- Born: 25 July 1982 (age 44) Greater Accra, Ghana
- Citizenship: Ghanaian
- Education: St. Mary's High School in Accra; University of Ghana
- Occupation: Businessperson
- Years active: 2002–present
- Spouse: Kunle Nubi ​(m. 2011)​
- Parent: Sidiku Buariand Elizabeth Mirabelle Odonkor
- Relatives: Nadia Buari (half-sister)

= Shaida Buari =

Ghanaian businesswoman (born 1982)

Shaida Buari (born 25 July 1982) is a Ghanaian businesswoman, philanthropist, model, and the title winner of the 2002 Miss Ghana beauty pageant.

==Early life and education==

Shaida Buari was born in Accra, Ghana, to Alhaji Sidiku Buari; a business magnate as well as a musician, who for 12 years held the office of the president of the Musician Union of Ghana, and Elizabeth Mirabelle Odonkor, who runs a bridal shop and PR service for women in Accra. Shaida's parents divorced in 1997. She has two younger brothers: Sidiku Buari Jr., an engineer who runs his own auto shop, and King Faisal Buari; motivational speaker and owner of the Buarich Group of Companies. Actress Nadia Buari is her half-sister. Shaida attended the Alsyd Academy for her basic education. She went to St. Mary's High School in Accra, where she was elected entertainment prefect, and held fundraisers for several school projects. It was also in high school that her modelling career took off after she won the (now defunct) Source modeling competition in 1998. Following appearances in several television commercials, she entered and won the Miss Ghana pageant in 2002, with which she started her philanthropic work. She also competed in the Face of Africa modelling competition where she made it to the final five.

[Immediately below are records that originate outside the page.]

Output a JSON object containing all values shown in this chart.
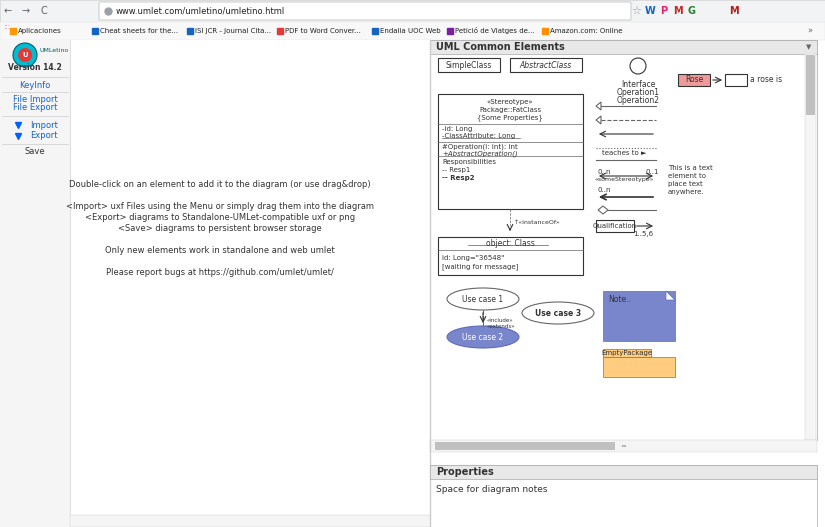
{
  "bg_color": "#ffffff",
  "url": "www.umlet.com/umletino/umletino.html",
  "bookmarks": [
    "Aplicaciones",
    "Cheat sheets for the...",
    "ISI JCR - Journal Cita...",
    "PDF to Word Conver...",
    "Endalia UOC Web",
    "Petició de Viatges de...",
    "Amazon.com: Online"
  ],
  "version_text": "Version 14.2",
  "main_text_lines": [
    "Double-click on an element to add it to the diagram (or use drag&drop)",
    "",
    "<Import> uxf Files using the Menu or simply drag them into the diagram",
    "<Export> diagrams to Standalone-UMLet-compatible uxf or png",
    "<Save> diagrams to persistent browser storage",
    "",
    "Only new elements work in standalone and web umlet",
    "",
    "Please report bugs at https://github.com/umlet/umlet/"
  ],
  "right_panel_title": "UML Common Elements",
  "bottom_panel_title": "Properties",
  "bottom_panel_text": "Space for diagram notes",
  "uml_note_color": "#7986cb",
  "uml_note_text": "Note..",
  "uml_package_color": "#ffcc80",
  "uml_package_text": "EmptyPackage",
  "uml_usecase1_text": "Use case 1",
  "uml_usecase2_color": "#7986cb",
  "uml_usecase2_text": "Use case 2",
  "uml_usecase3_text": "Use case 3",
  "uml_rose_color": "#ef9a9a",
  "simple_class_text": "SimpleClass",
  "abstract_class_text": "AbstractClass"
}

Buari graduated with honours from the University of Ghana, majoring in psychology with a minor in political science.
She volunteered at the psychiatry hospital in Accra where she researched on the correlation between tumor location and mental illness at the Korle-Bu Teaching Hospital for a year.

== Career ==
Buari represented Ghana in the Miss World Pageant in 2003. As part of her social responsibility project as title winner, she worked with UNICEF, Right To Play on projects relating to sensitisation on social stigma that plagues HIV/AIDS patients, as well as helping to educate parents on the importance of certain vaccinations in helping curb diseases in young children. This exposure let to her forming her non profit organization; Helplink Foundation. Buari in collaboration with certain corporate entities successfully footed the hospital bills of a number of children who needed that assistance.

==Philanthropy and other endeavours==
In 2013, while pregnant with her son, Buari founded Tellitmoms.com which is a viral online community for moms and moms to be, which among other things, provides tips on parenting and childcare. Tellitmoms in collaboration with NP Ghandour donated hand sanitizers and overalls to the maternity ward at Korle Bu Teaching Hospital. Also, it organizes a series of events where they showcase products and services for parents and parents to be. They gave out a few car seats to help encourage child car safety in Africa.
Buari has since collaborated with Gloradelle, Graco Ghana, Audylot, Mini Me, Naabils, Iye Naturals, Sahara Rise, Disney Ghana, Baby Beds Beddings and Beyond, Baby Foods and More, Haute Mummy Maternity, Adora Intimate, Selina BeB, Bvenaj, Buarich Group, Kaa Service, Bon Collection, Nature's Brew, Beva Collection, Bri Wireduah, Rhema Collection, Cheerbaby, women reproductive health, Rubies House of Beauty, amongs others.

==Personal life==
Buari married Kunle Nubi in 2011. They founded the oil and gas company Energem.